Thanksgivukkah has come and gone. I think we may have finished off the harvest as well.
The last
tomatoes went into the seasons-ending so-called minestrone soup, my name for
any vegetable soup that relies on tomato flavoring of some sort.
It was Sunday
evening, the end of the weekend, the last weekend of the kids' visit. We have planned
to attend a big end-of-weekend event, dinner out and a concert by the latest
"desert blues" singer I found mention of in the Globe. He has a new album and is
performing in a "club" I have never heard of. But it's on Church
Street in Harvard Square, a familiar street, so I picture a put-together hall in a church basement. Nope!
I am very, very wrong.
Sunday afternoon we investigate this venue we have never
heard of on a street I think I know. Website indications are this venue is
the latest, coolest place, owned by the same company that has opened similar venues
in New York City -- in Brooklyn, for god's sake! The website photos show closely packed
tables. But one also shows a large crowd standing, people closely packed, below a
stage.
That photo
gives us pause. We discuss all the possible permutations. The older
participants among the family group hate stand-up clubs. We have walked into
other venues and said, "Where are the seats?" The old people clutter against
the walls in the back, rubbing elbows with the dust heap of history. Wait a
minute [we think], this was our music! We loved this music! What have you done
to our music?
I suppose
if you don't go to live popular music shows for 40 years, you have to
expect they've changed some. I had been ready to reserve tickets, but I hesitate.
A little
while later I learn that Sonya's cold has slid back on her, a kind of Sisyphean
image of what you don't want to happen when you're rolling that stone. "I
was out last night," she says. "I need a night in." This
surprising piece of self-knowledge me as both a wonderful idea in itself, and a way out of the dilemma
of dealing with "standing venues."
Hence the need
to substitute minestrone soup, made from available materials, for a wild night
out. It starts off as stone soup.
We don't actually
use stones, but we do have the remains of the tomato harvest that have been
ripening, rotting, or merely resting on a couple of kitchen window sills. They
came indoors as green tomatoes when the weather got cold enough to threaten
all backyard produce with extinction. A few large ones have gone from green to red to old. They
go into the pot. Lots of cherry tomatoes are in a so-so state. I inspect them,
pass judgment. I cut the winners in half and throw them into the pot. Most of
those called but not chosen go into the compost bin.
The other
ingredients are rummaged from the refrigerator while I pretend to consult a
recipe. No, we don't have a head of cabbage. But we do have plastic bag with
the remains of some homegrown purple kale I picked for another dish I'm not
saying when. Kale is hardy stuff; besides the color always draws comment. Any
leftover garlic from the few small-sized bulbs we grew this year? Toss it in.
Herbs? I devote the last of the rosemary harvest to this project. We dried lots
of our oregano; it the annual star of the perennial herb garden. I sprinkle lightly.
Other
ingredients were grown elsewhere, many of them by a farm in Plympton that pays
weekly visits to Quincy in the growing season. The sweet red pepper. I like
potatoes in vegetable soup; they grow them in Plympton. Oh, and the squash.
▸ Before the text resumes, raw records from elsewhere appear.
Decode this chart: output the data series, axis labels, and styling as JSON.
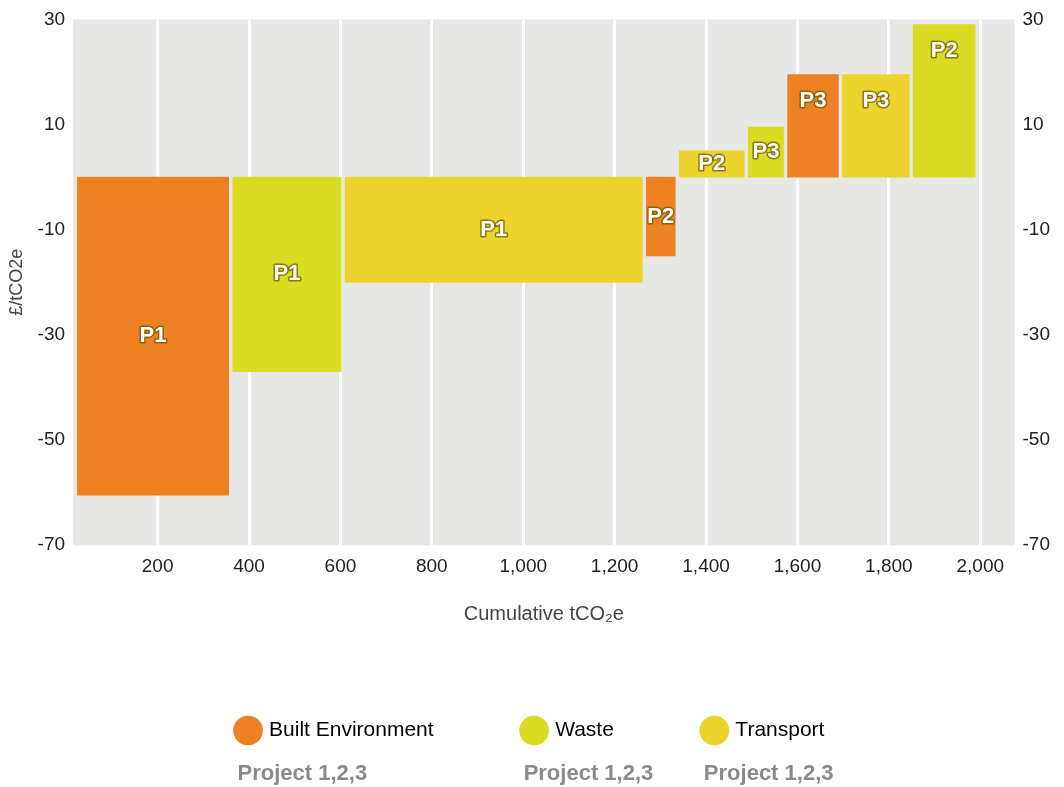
{
  "chart_data": {
    "type": "histogram",
    "xlabel": "Cumulative tCO₂e",
    "ylabel": "£/tCO2e",
    "bins": [
      20,
      360,
      606,
      1265,
      1337,
      1488,
      1574,
      1694,
      1849,
      1993
    ],
    "series": [
      {
        "name": "Built Environment",
        "color": "#ef8125",
        "values": [
          -60.5,
          null,
          null,
          -15,
          null,
          null,
          19.5,
          null,
          null
        ],
        "value_labels": [
          "P1",
          null,
          null,
          "P2",
          null,
          null,
          "P3",
          null,
          null
        ]
      },
      {
        "name": "Waste",
        "color": "#d9dc23",
        "values": [
          null,
          -37,
          null,
          null,
          null,
          9.5,
          null,
          null,
          29
        ],
        "value_labels": [
          null,
          "P1",
          null,
          null,
          null,
          "P3",
          null,
          null,
          "P2"
        ]
      },
      {
        "name": "Transport",
        "color": "#ecd42c",
        "values": [
          null,
          null,
          -20,
          null,
          5,
          null,
          null,
          19.5,
          null
        ],
        "value_labels": [
          null,
          null,
          "P1",
          null,
          "P2",
          null,
          null,
          "P3",
          null
        ]
      }
    ],
    "xlim": [
      15,
      2075
    ],
    "xticks": [
      200,
      400,
      600,
      800,
      {
        "value": 1000,
        "label": "1,000"
      },
      {
        "value": 1200,
        "label": "1,200"
      },
      {
        "value": 1400,
        "label": "1,400"
      },
      {
        "value": 1600,
        "label": "1,600"
      },
      {
        "value": 1800,
        "label": "1,800"
      },
      {
        "value": 2000,
        "label": "2,000"
      }
    ],
    "ylim": [
      -70,
      30
    ],
    "yticks": [
      -70,
      -50,
      -30,
      -10,
      10,
      30
    ],
    "y2lim": [
      -70,
      30
    ],
    "y2ticks": [
      -70,
      -50,
      -30,
      -10,
      10,
      30
    ],
    "grid": "x",
    "legend": "bottom",
    "annotations": [
      "Project 1,2,3",
      "Project 1,2,3",
      "Project 1,2,3"
    ]
  }
}
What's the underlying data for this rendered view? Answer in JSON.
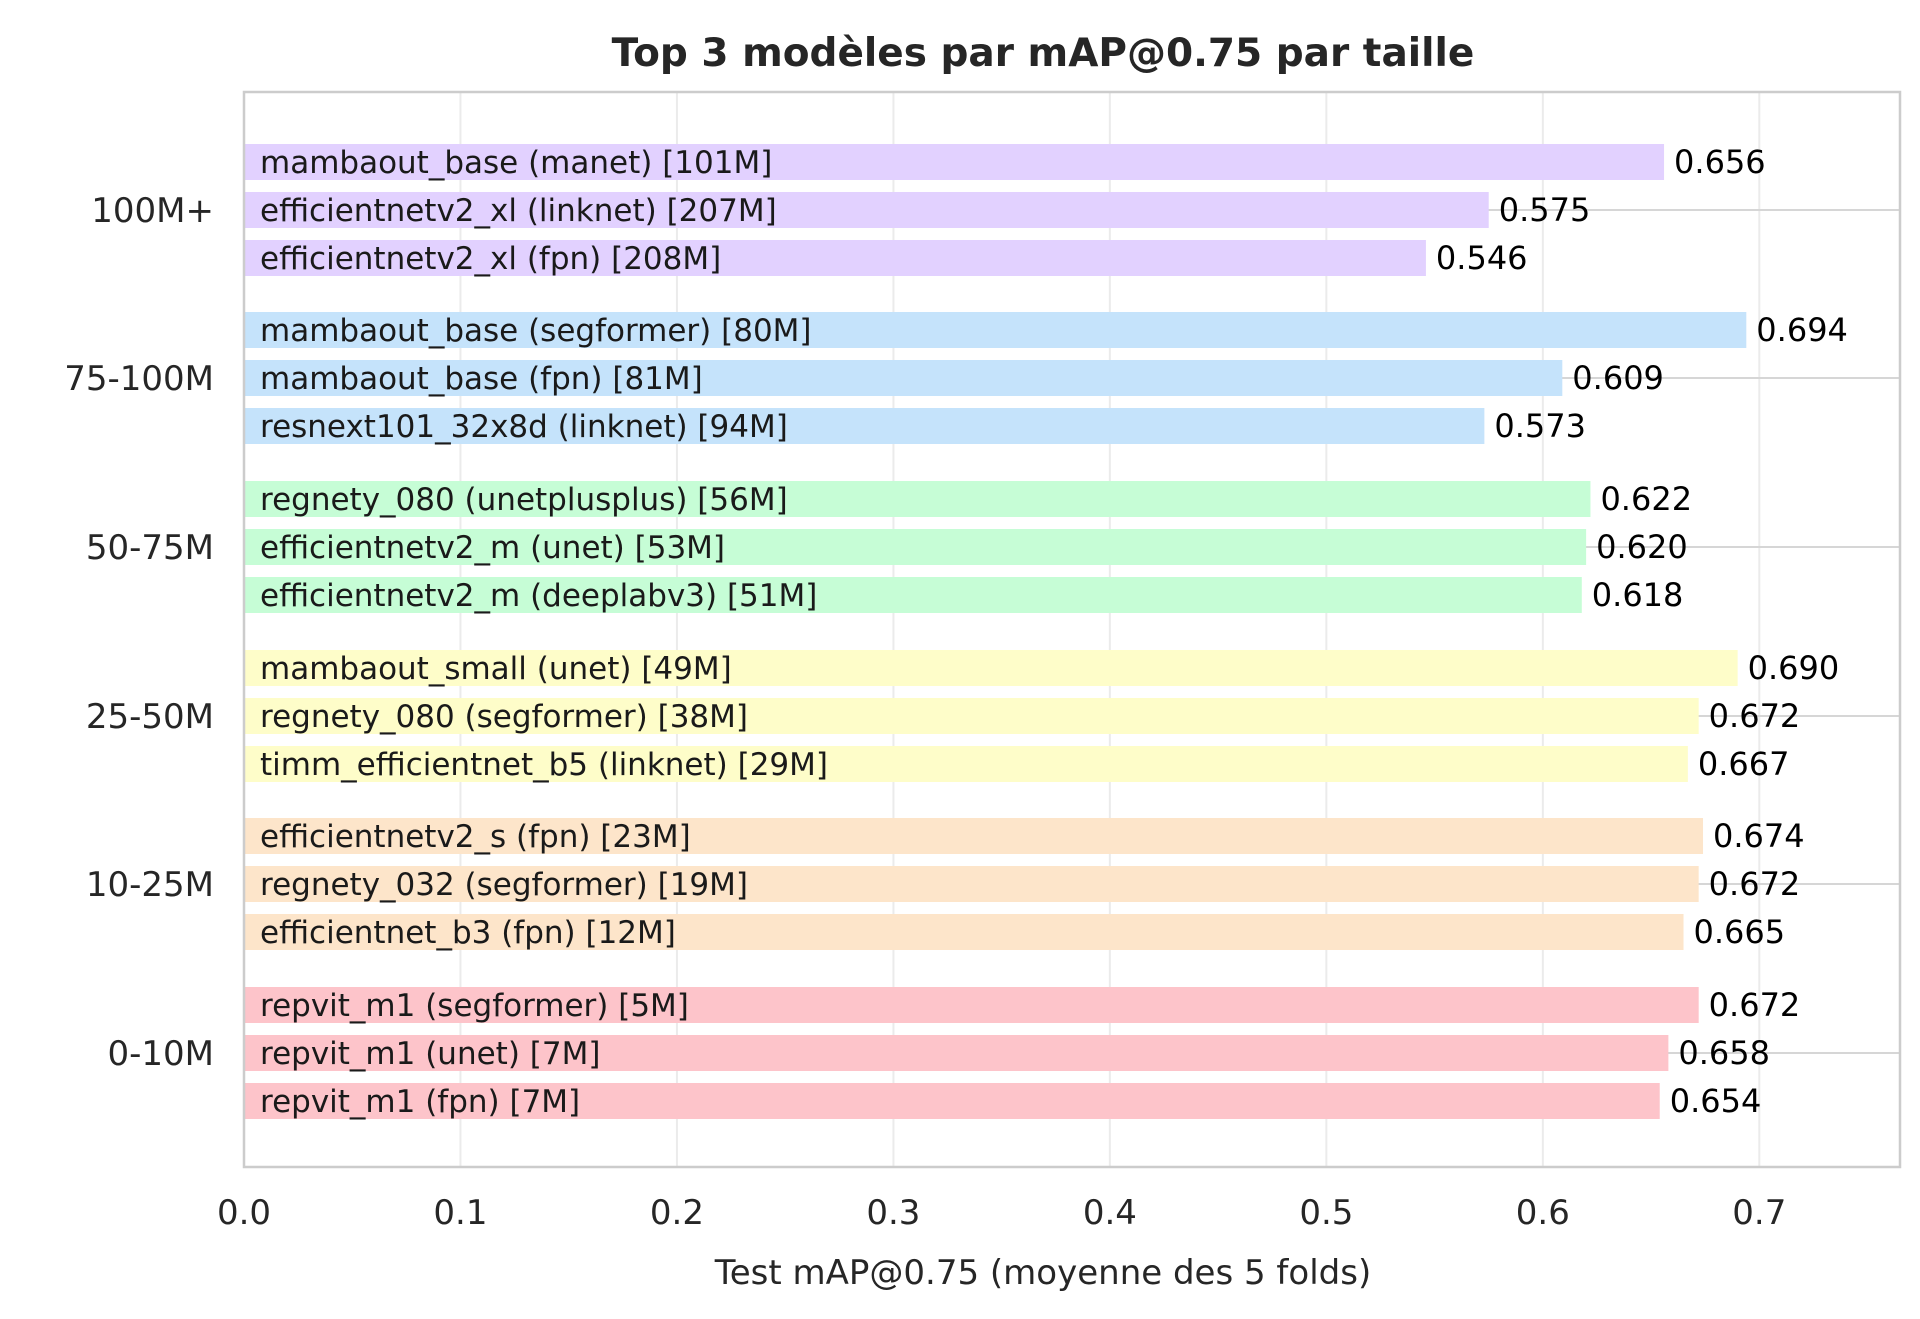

I
like winter squash in -- well -- everything. Not your typical Mediterranean
vegetable, but I peel the skin off and chop the flesh into cubes. It will have
plenty of time to cook in the soup.
Meanwhile Anne
chops the onion, the garlic, carrots (Plympton again), the potatoes, and anything
else I've forgotten.
The recipe
I've largely substituted for on a one-to-one basis calls for a huge infusion of
vegetable stock. We have less than half the desired amount on hand, but with
the tomatoes and some water I think we'll make it.
Happily, the
soup turns out well. Anne has whipped up a cornbread to go with it. We have
a successful, and yes, needed, "night in." Sonya was right. The
trendy new music club, with its own restaurant (from which you cannot see or hear
the concert), goes on without us. We huddle in front her laptop instead and watch a wicked intense TV spy drama called "The Americans."
It's
somehow satisfying that the last odds and ends of the harvest end up in a family meal some time after Thanksgiving. Well, there still is some pesto from our homegrown basil in the
freezer. And some dried herbs.
And,
confess, a few plants -- annuals -- saved from winter's scythe are huddling
indoors in quiet corners. Some of these even have flowers.
(Photo: Top photo is a New Guinea impatiens. The second, a hibiscus annual, was taken outdoors in August. The plant is indoors now, making new buds.)
(Photo: Top photo is a New Guinea impatiens. The second, a hibiscus annual, was taken outdoors in August. The plant is indoors now, making new buds.)